Inheemse man uit het tropische regenwoud in Zuid-Amerika. Meer interesse? Kijk naar de lezing van Nixiwaka Yawanawa op TEDxHackney in 2016. Beeld: publiek domein.

Dit is in de loop van millennia menselijke geschiedenis niet veranderd. Ook anno 2021 dragen mensen kleding. Een pasgeboren baby wordt vrijwel direct na de geboorte met zachte stoffen omzwachteld. Binnen de publieke sfeer heeft een naakt lichaam geen betekenis (hooguit die van ‘performance art’). Zelfs recreatieve naaktlopers (nudisten) dragen iets van kleding zoals schoenen of een zonneklep. In de Zuid-Amerikaanse regenwouden dragen inheemse mensen vaak niet meer dan een hoofdkrans of een heupriem gemaakt van veren, of een kralenketting, maar ze hebben íets aan – gemodelleerd naar de traditionele dracht van de stam.

In de essaybundel Klederdracht en kleedgedrag. Het kostuum harer majesteits onderdanen 1898-1998 (Uitgeverij SUN, 1998) wordt streekdracht ook in die termen gedefinieerd, als niets anders dan een herkenbaar ‘logo’ of ‘huisstijl’ van een bepaalde stam of ‘clan’, een groep mensen die samen een hechte, meestal zelfvoorzienende leefgemeenschap vormt.

Naar buiten toe heeft de streekdracht een specifieke signatuur, ze ondersteunt de ‘typische’ identiteit van ‘de Volendammers’ of ‘de Zaankanters’, zoals een tenue dat doet voor voetbalteams, ‘Ajax’, ‘Feyenoord’, ‘PSV’. Naar binnen toe kent de streekdracht dan weer een grote variatie die subtiel sociale signalen afgeeft.
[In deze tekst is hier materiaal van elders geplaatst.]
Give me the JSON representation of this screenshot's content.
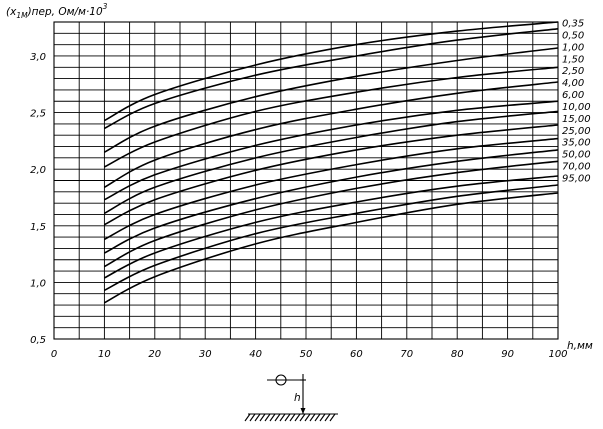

Bijvoorbeeld wordt binnen de groep met kleding gecodeerd wat iemands plek is binnen de groep of welke rol iemand vervult in het dagelijks reilen en zeilen van de gemeenschap – in alle denkbare rangen, standen, functies, levensfases en levensgebeurtenissen. Zo draagt een ongehuwde vrouw een andere muts dan een gehuwde vrouw. Een weduwe kiest andere kleuren dan een vrouw die haar echtgenoot nog heeft.


Twaalf verschijningsvormen van Hindeloopen klederdracht, afhankelijk van de sociaal-economische positie van de vrouw. Beeld: Geheugen van Nederland.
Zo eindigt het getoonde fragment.